Yet here he is, in Sochi. Adding “serious medal contender” to Miller’s plate makes the countdown to Sunday’s downhill in Rosa Khutor all the more exciting. Miller had the fastest time in practice yesterday on the 2.2-mile men’s downhill course.

“Unfortunately, they don’t give you medals for training runs,” Miller said. “If they did, I would be psyched. But it certainly doesn’t hurt to come out here and ski well the first run. I just have to keep trimming time.”

Miller appears genuinely rejuvenated and ready to rip it. He lost 20 pounds and shaved nanoseconds off his start gate-to-finish line time. He is eligible to compete in all five men’s events, and although his best slalom and giant-slalom days are behind him, it is conceivable he could triple in the same three events he nailed in Vancouver: super combined (gold), super-G (silver) and downhill (bronze).

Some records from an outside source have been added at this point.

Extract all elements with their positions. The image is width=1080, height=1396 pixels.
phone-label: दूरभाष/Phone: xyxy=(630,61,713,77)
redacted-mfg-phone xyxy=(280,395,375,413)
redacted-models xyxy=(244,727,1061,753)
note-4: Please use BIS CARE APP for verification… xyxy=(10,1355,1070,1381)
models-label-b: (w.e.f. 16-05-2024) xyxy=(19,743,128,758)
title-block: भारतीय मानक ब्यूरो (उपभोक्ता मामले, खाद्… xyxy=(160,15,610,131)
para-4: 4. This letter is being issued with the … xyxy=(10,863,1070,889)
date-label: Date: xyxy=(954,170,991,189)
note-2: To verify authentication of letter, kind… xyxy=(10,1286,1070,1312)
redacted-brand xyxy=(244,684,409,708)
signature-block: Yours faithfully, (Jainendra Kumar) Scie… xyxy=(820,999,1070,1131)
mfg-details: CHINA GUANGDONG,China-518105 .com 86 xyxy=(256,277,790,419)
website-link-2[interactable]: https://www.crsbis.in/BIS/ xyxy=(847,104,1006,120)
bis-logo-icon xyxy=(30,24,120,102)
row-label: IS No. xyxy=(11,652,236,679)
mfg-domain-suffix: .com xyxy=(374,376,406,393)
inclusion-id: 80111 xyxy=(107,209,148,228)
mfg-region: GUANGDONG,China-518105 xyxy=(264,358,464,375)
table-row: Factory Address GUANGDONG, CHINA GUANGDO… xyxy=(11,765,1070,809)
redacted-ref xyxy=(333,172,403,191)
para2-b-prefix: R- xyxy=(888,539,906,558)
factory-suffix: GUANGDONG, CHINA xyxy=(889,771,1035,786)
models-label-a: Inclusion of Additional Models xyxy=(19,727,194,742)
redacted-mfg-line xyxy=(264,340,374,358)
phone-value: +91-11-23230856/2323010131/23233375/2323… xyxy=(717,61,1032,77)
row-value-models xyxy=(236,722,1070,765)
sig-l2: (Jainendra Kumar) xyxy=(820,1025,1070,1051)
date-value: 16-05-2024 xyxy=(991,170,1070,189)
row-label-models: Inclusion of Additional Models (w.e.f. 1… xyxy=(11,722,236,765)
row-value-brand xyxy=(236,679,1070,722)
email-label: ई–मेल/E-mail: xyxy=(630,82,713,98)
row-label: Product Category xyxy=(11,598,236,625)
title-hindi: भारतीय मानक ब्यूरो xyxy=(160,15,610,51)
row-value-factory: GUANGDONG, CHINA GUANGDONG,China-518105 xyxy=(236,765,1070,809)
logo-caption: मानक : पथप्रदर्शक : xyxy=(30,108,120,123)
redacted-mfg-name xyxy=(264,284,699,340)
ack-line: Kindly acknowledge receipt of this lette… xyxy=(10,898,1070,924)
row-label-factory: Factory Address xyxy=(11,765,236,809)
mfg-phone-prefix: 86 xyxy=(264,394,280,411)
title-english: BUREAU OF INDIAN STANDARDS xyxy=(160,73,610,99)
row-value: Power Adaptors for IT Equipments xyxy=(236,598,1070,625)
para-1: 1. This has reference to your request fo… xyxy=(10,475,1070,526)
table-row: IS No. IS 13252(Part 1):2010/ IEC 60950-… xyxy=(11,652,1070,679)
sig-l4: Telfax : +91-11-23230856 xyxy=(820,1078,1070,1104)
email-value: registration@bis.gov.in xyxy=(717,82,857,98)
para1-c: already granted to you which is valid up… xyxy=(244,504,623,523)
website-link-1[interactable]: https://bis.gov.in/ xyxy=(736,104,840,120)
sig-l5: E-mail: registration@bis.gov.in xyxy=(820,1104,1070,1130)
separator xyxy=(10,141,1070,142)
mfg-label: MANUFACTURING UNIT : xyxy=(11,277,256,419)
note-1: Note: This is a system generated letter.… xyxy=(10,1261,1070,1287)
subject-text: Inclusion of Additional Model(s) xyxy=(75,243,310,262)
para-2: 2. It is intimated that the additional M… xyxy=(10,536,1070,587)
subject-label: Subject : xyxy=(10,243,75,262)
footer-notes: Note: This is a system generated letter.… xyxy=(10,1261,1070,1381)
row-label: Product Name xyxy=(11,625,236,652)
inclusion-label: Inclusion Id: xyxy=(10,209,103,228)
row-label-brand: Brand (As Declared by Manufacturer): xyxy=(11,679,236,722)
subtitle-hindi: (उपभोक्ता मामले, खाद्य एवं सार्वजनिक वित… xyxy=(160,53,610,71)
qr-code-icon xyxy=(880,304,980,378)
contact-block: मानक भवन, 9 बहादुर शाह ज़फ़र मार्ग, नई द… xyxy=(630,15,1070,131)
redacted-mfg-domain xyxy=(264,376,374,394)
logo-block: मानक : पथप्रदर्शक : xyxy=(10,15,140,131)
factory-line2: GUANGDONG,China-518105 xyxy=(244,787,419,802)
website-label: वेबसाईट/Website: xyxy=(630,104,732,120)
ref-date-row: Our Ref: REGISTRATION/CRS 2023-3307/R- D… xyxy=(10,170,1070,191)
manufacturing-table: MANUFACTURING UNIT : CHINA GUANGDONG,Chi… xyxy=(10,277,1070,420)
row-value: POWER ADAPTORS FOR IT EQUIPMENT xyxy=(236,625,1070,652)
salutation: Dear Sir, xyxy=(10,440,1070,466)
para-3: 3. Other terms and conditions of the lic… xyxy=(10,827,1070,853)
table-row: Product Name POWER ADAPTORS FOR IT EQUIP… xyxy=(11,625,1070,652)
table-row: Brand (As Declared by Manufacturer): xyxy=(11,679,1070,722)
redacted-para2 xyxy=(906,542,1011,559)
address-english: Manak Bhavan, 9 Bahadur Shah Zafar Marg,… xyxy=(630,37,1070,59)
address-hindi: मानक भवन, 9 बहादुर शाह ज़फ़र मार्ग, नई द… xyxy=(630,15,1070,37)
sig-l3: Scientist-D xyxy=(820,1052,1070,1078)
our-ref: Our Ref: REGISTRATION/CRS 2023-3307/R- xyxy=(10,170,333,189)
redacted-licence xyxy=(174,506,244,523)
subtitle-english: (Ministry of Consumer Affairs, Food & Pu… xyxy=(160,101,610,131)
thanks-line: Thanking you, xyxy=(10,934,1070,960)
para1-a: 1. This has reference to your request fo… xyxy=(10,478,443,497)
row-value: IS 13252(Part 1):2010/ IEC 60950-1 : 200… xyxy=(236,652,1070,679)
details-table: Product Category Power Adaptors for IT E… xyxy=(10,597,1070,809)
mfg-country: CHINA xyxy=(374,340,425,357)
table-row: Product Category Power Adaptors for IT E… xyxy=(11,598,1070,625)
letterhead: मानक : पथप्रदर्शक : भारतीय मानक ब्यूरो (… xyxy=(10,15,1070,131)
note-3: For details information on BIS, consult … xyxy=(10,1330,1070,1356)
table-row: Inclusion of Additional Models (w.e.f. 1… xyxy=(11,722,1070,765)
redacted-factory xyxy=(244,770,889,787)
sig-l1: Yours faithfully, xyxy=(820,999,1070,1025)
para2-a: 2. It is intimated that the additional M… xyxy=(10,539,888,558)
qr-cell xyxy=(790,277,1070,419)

“My skiing is generally pretty solid now,” he said. “I feel good. My fitness is good.”

More impressive than his return from injury, however, is how Miller has gone from snow pariah to ski-team ballast. He is a mentor for Mikaela Shiffrin, America’s 18-year-old rising star who recently tweeted that Miller was her skiing hero and inspiration.

“Bode is very cognizant of his stature and cognizant of the legacy he wants to leave,” said Luke Bodensteiner, executive vice president of the U.S. Ski and Snowboard Association. “And he’s got some unfinished business.”

With Miller, however, serenity is relative. His comeback is also fraught with heartbreak, legal fees and complications. He endured the death last year of his younger brother, Chelone, to a seizure. He has two children by two women and is now married to the mother of neither. He heads to Sochi coming off a custody battle over his young son.

He is, though, a fuller-formed Bode, which seemed obvious as he flipped his boy around on the couch. Miller has matured, yet refuses to give back the childlike innocence that has allowed him to keep dreaming big.

“My confidence is imaginary,” Miller said. “I had it since I was a baby. I just always thought I could do stuff I couldn’t do.”

He then glanced at his toddler son. “Like him,” Bode said. “He’ll try to do all kinds of (stuff) he can’t do.”